El correo contiene un link que dice “Vea aquí su citación...”. Y al hacer click, el usuario es redirigido a una página hackeada que de inmediato descarga el malware. Se trata de un spyware que básicamente reúne la información del computador, para luego transmitirla a un servidor externo.
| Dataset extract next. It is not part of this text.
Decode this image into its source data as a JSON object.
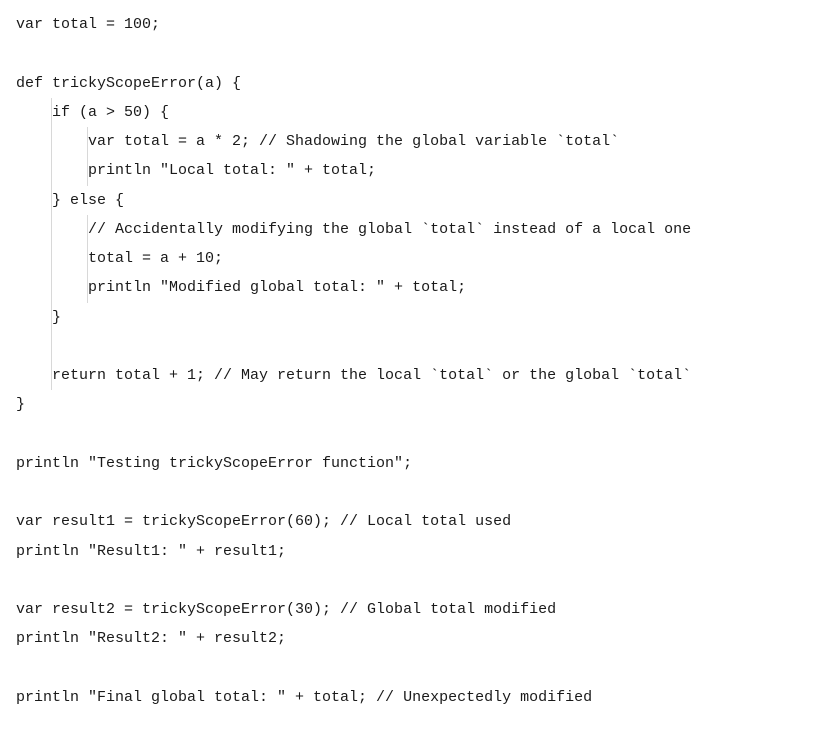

De acuerdo a la evidencia, el o los ciberdelincuentes que realizaron el ataque se denominan 1NB0X y su servidor está alojado en Brasil.

Debido a que la campaña envía correos con distintos dominios de correo autogenerados y a que el archivo adjunto también contiene nombres diferentes, no es posible tomar acciones como bloquear los sender o correos con adjuntos, para evitar la infección.

Los siguientes dominios son modificables y los números que lo integran se autogeneran:

CITACIONPENALCHILE75875177@web02[.]dieperink[.]ch

CITACIONPENALCHILE00000000@web02[.]dieperink[.]ch

DA0051718447254577_.zip

Evaluación de riesgos

El spyware utilizado para la campaña de phishing mencionada tiene las siguientes capacidades:

• Intercepta y registra los movimientos del mouse (lo que escribe o a qué link ingresa el usuario, entre otros)
• Envía archivos en formato Post a un servidor web
• Crea un valor en el registro de autoejecución (persistencia)
• Consulta la información del kernel.
• Lee el nombre del computador activo, entre otra información del equipo
• Lee el GUID (identificador único global)
• Implementa técnicas de anti virtualización (evasión)
• Lee el registro para artefactos específicos de VMWare.
• En comportamiento de red, contiene dominios y hosts, donde procesa la información que roba para enviársela a un servidor externo (C&C).

Se recomienda realizar campañas comunicacionales permanentes dirigidas a integrantes de las organizaciones, explicando sobre los peligros del phishing y cómo actúa para engañar a sus víctimas. También sugerir dudar de cualquier correo que contenga un enlace, ya sea en el cuerpo del e-mail o dentro de un documento adjunto. Y por supuesto, nunca seguir la instrucción de deshabilitar las funciones de seguridad, si un correo electrónico o documento lo solicita.

• Configurar de manera más estricta el anti spam.
• Mantener la suite de MS Office actualizada con los últimos parches de seguridad.
• Reemplazar los sistemas operativos Windows antiguos por las versiones más recientes.
• Bloquear el acceso de administrador predeterminado de los usuarios.
• Aplicar reglas exigentes para la creación de contraseñas.
• Usar un antivirus con escáner de acceso (protección en tiempo real).